I have often been asked this question by liberal, progressive people. It's not a problem, and it's your business,' was their logic. People who live according to the majority don't know the need to define and classify themselves. If you are different, you are constantly confronted with it: For example, when I tell about the vacation and I am asked 'Were you there with your girlfriend?', about the weekend 'With whom were you out?', or when it is said in a circle of men about a company event: 'In the evening it is then with women'. In my eyes, all this has nothing to do with discrimination. What was missing and is sometimes still missing today are other role models in the company, other life plans.
Coming out is not so important for the majority, but it is for those who do. No one wants to spend eight hours a day splitting off a part of their identity. And yet, for me, it took three employers three years before I openly admitted to living differently, and there are several reasons for that. It has not been the fault of my employers, but primarily my own hurdle in my head, and yet it can be easier in the future.
'Just say it!'
That's what I kept saying to myself before my first professional coming out. The point of my story is that I was in relationships with women for many years and didn't meet my boyfriend and now partner until 2010. That means I had a 180-degree turnaround to deal with in the middle of my professional life, personally and in my personal life. Even when I moved to a very modern company two years after that personal turnaround, I wasn't ready to communicate at first. At some point, I felt I had missed the point.
Three years later, I again accepted a position in another company. My environment there didn't feel like the right biotope for coming out - and I don't blame my employer for that. It's like this: When the environment is very homogeneous, when everyone is married and has kids, coming out means you stand out, you're special. You're not the one other, you're the only other. You know that about teenagers, that at a certain age they just want to immerse themselves in their peer group, not stand out and not stand out. I think with adults that's often still the case. Being different in a certain area means attention, being the topic of conversation, answering lots of questions, explicit and implicit. Some people can and want to do that and do it. I didn't want that at first. Today I think: Especially in very homogeneous environments, coming out is needed, role models who are different are needed.
When I finally changed jobs again in 2018, all the variables were right for me: I was ready myself and encountered an environment full of very different characters.
Working against the statistical miracle
Every story is different, everyone handles coming out differently. I was a different type than a former colleague of mine who came out earlier, personally and professionally. Like him, I am convinced: we need more coming out. That's the only way to create a realistic image in companies. When the English professional soccer player Jake Daniels publicly admitted his homosexuality this year, stern.de asked '80 to 120 players in the first to third Bundesliga are gay, isn't it strange that we don't know a single one of them?' The medium had broken down statistical estimates of the proportion of homosexuality in the population to the Bundesliga.
The reality is not much different in very masculine industries away from big cities and CSD trucks. If a company - like currently a medical service provider - is looking for a 'managing director', an 'energetic doer with boyish curiosity', I am sure the employer (who will be male) has no idea how many male candidates he thereby unconsciously excludes (he does consciously exclude women).
Rainbow flags, small steps and consequences.

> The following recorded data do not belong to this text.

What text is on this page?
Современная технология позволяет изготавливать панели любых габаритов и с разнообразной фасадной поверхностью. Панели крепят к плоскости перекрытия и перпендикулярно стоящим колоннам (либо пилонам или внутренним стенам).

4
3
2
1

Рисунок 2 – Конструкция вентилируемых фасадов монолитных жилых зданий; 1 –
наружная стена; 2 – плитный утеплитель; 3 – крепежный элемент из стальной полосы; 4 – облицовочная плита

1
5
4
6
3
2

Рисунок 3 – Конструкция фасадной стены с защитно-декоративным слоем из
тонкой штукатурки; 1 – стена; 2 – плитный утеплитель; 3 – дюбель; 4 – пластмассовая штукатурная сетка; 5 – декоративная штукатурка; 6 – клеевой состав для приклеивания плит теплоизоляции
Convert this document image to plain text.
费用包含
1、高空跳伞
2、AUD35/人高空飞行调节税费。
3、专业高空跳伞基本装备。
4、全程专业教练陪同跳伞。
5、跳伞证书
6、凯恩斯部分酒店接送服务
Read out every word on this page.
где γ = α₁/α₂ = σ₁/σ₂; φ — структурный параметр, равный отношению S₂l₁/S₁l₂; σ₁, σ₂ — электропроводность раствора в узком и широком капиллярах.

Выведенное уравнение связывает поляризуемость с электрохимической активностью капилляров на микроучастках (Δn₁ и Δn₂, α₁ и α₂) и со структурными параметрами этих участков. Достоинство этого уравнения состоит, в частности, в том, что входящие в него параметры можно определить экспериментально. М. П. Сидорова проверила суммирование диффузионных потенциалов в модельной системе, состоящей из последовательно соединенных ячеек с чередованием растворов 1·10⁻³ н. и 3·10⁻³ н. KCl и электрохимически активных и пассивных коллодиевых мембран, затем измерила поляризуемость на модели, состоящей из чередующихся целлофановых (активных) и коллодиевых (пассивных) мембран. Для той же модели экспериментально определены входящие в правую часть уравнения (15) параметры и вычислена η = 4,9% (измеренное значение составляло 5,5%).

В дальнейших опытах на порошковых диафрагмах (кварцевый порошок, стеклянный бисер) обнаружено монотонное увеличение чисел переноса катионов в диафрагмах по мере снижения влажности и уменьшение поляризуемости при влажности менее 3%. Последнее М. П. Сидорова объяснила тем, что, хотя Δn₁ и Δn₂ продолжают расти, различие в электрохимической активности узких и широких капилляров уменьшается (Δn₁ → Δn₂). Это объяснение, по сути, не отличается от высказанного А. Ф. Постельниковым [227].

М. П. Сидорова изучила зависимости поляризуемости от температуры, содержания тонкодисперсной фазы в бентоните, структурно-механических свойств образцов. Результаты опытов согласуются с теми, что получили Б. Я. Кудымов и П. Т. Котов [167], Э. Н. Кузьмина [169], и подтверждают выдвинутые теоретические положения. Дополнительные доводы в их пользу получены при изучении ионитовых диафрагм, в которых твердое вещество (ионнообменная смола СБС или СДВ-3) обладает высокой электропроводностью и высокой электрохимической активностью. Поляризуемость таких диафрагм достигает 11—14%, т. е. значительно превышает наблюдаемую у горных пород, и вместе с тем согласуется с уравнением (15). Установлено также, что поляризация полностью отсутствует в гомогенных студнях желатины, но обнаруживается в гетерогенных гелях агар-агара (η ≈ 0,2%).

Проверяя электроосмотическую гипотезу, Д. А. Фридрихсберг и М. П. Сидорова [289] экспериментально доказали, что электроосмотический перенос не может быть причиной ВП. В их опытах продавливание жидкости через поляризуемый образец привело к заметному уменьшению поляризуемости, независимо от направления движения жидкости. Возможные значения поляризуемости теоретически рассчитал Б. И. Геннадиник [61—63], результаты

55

I was pleased to see that my former employer supported the CSD this year and I briefly thought 'If I had stayed there, I could have gone along with this step.' But it doesn't have to be the CSD commitment at all, small steps are enough. It helps to allow a certain 'nerd-ness' in the company, so that idiosyncrasies don't have to be hidden behind a professional facade. Allowing an open, safe environment is also an executive-level decision. Discrimination in cooperation with customers against minorities, I fortunately experience only very rarely. What we do experience frequently, however, is ageism, i.e. that a manager should not be older than 35. In such cases, it is important to take a clear stand and, if necessary, to end the collaboration.